Before understanding the concept of variables in Python, you must know how variables work in other programming languages. In C, Java, and many other programming languages, the concept of a variable is linked to memory space, and a variable is perceived as a storage box that can store some value.

Here's an example of how the concept of variables works in other programming languages:


x = 1;

In the above example, memory is allocated with the name "x", and the value "1" is stored there. Here, we can see the memory as a container that holds the value, as shown in the picture below.

x = 1

This way, for each variable, there will be a new memory space created with the variable's name, and if we change the variable's value, then memory will be updated with the new value.


int x,y = 1;

x and y = 1

This lets us understand how the variable works in other programming languages.
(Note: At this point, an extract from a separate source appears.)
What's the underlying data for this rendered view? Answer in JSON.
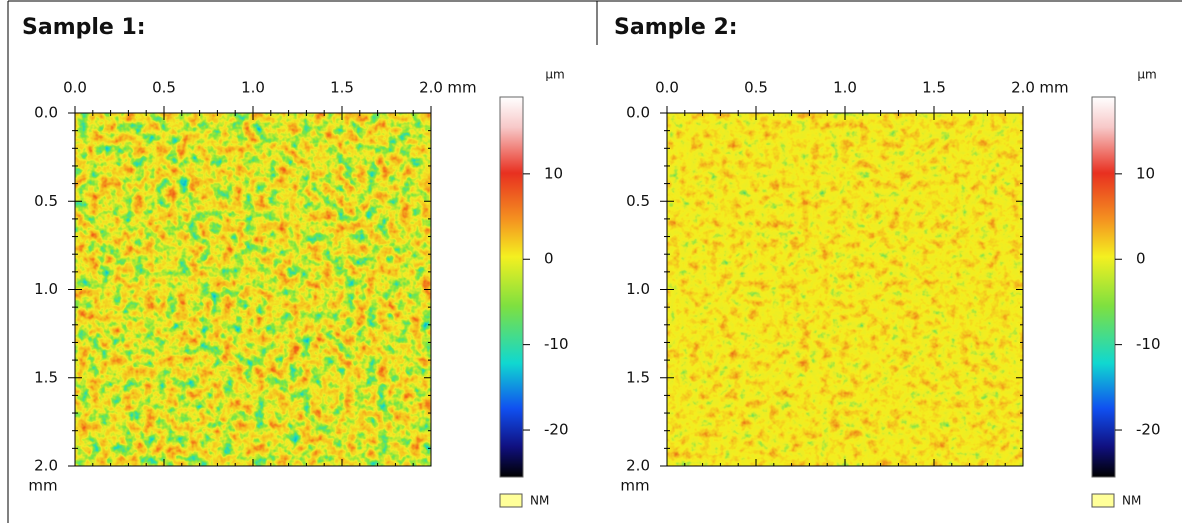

But in Python, the case is different, and here a variable is seen as a tag or name tied to some value. Here is an example of how to declare a variable in Python:


x = 1

In the above Python example, a value "1" is created in the memory, and then the tag name "x" has been created, which is tied to the value.

x tied to value 1

If we change the variable value to a new value, a new value is created in memory, and the tag is shifted to a new one. The old value becomes un-referenced in this case, and the garbage collector removes it.

Assigning a variable to another variable creates a new tag connected to the same value.

x and y tied to 1


int y = x;

In the above example, we store the value of "x" in "y". A new tag, "y" will be generated, referring to the value "1".

In this way, we can understand how variables in Python differ from other programming languages.